MineServer.pl - Minecraft Serwer Serwery Minecraft

Pełna wersja: [RolePlay] SmokoGrad
Aktualnie przeglądasz uproszczoną wersję forum. Kliknij tutaj, by zobaczyć wersję z pełnym formatowaniem.
Maxie zaczęła się nie co gubić było za wiele osób więc po ciuchu się zapytała Tauriel

-To idziemy się gdzieś schronić czy będziemy tu gadać ???
Tauriel zaszeptała do Maxie:
-Możemy iść się schronić bo za około 10 minut będzie noc... Albo! Rozpale tu ognisko i wszyscy tu zostaniemy co wy na to ?
- Uspokoicie się? Nie wiem, co to za miejsce, ale parę smoków tutaj jest niezbyt przyjaźnie nastawionych tutaj. Znam się na gatunkach tych stworzeń i radzę się ukryć. Co wolicie, zginąć czy przeżyć?

Bez słowa wahania Draco ruszył w drogę.
- Świetnie - spuściła głowę Potyui. Dogoniła chłopaka. - A może jakiś plan, ten teges?
Tauriel poszła za Draco i zapytała się:
-Mogę iść z tobą ? Wiem jak znaleźć dobrą kryjówkę więc jak będzie?
Tauriel chciała zaimponować Draco.
Potyui tylko pufnęła. Krople potu pojawiły się na jej czole, ale miała zdjęty kaptur. "Omatkobosko, ta dziewczyna to jest zdesperowana jak na swój wiek. Moja siostra... tez taka była... szkoda ze juz jej nie ma, ani mamy" pomyślała, po czym rozglądała się. "Cóż, czuje ze moc jest we mnie, byłoby mi szkoda tej dziewczyny jakby mi coś zrobiła"

Szła w milczeniu, czując jak temperatura jej ciała podnosi się. - znajdzmy wodę, czy coś. - powiedziała, ze znudzeniem patrząc na Tauriel.
- Ech, te wasze potrzeby. Tak, mam plan. Idźcie, a ja tymczasem rozpocznę działanie.

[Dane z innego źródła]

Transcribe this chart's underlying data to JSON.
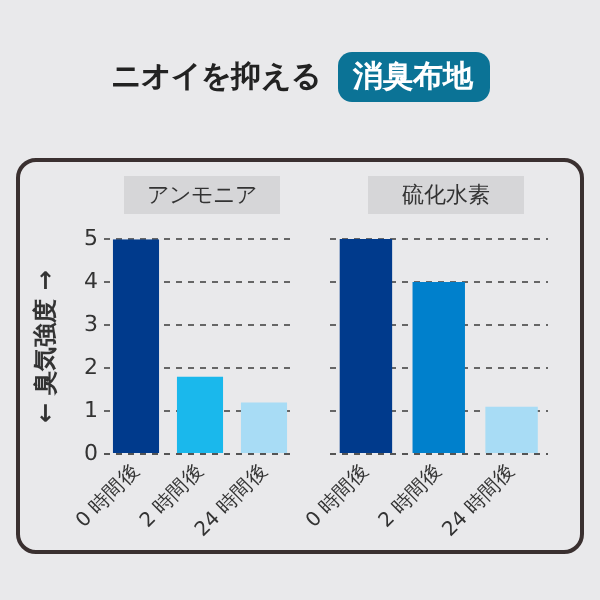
{
  "chart_data": [
    {
      "type": "bar",
      "title": "アンモニア",
      "annotations": [
        "ニオイを抑える",
        "消臭布地"
      ],
      "ylabel": "← 臭気強度 →",
      "categories": [
        "0 時間後",
        "2 時間後",
        "24 時間後"
      ],
      "values": [
        5,
        1.8,
        1.2
      ],
      "colors": [
        "#003a8c",
        "#1ab8ec",
        "#a8dcf5"
      ],
      "ylim": [
        0,
        5
      ],
      "yticks": [
        0,
        1,
        2,
        3,
        4,
        5
      ],
      "grid": "y"
    },
    {
      "type": "bar",
      "title": "硫化水素",
      "categories": [
        "0 時間後",
        "2 時間後",
        "24 時間後"
      ],
      "values": [
        5,
        4,
        1.1
      ],
      "colors": [
        "#003a8c",
        "#0080cc",
        "#a8dcf5"
      ],
      "ylim": [
        0,
        5
      ],
      "yticks": [
        0,
        1,
        2,
        3,
        4,
        5
      ],
      "grid": "y",
      "tick_labels": "x"
    }
  ]
}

Chwilę potem wszedł w krzaki i zaczęła rozsypywać się naokoło ziemia. Po pół godzinie stworzył kryjówkę wśród krzaków. Postaniwił odnaleźć resztę.
Tauriel nie chciała iść z Potyui. Miała dziwne wrażenie że ona coś chcę jej zrobić. I powiedziała:
-Okej tylko gdzie idziemy?- Tauriel nie chciała iść z Potyui ale czuła że musi ponieważ chcę żeby ją polubiła...
- Powinniśmy poszukać... wody. Albo pożywienia. Lub chociaż czegoś ostrego, póki nie będę miała normalnej broni - westchnęła. - Myślę, że wszystko to znajdziemy nad strumieniem, widziałam go i jest w tamtym kierunku - stwierdziła dziewczyna, wskazując przed siebie. Podrapała się za lisim uchem. - Czy tylko Ja słyszę to jakby uderzanie w drzewa? Nieważne. Wróćmy się może do Draco to wyruszymy z rana, a tymczasem jest już ciemno.
Tauriel też słyszała hałasy i powiedziała:
-No dobra tylko że ja też słyszę hałasy.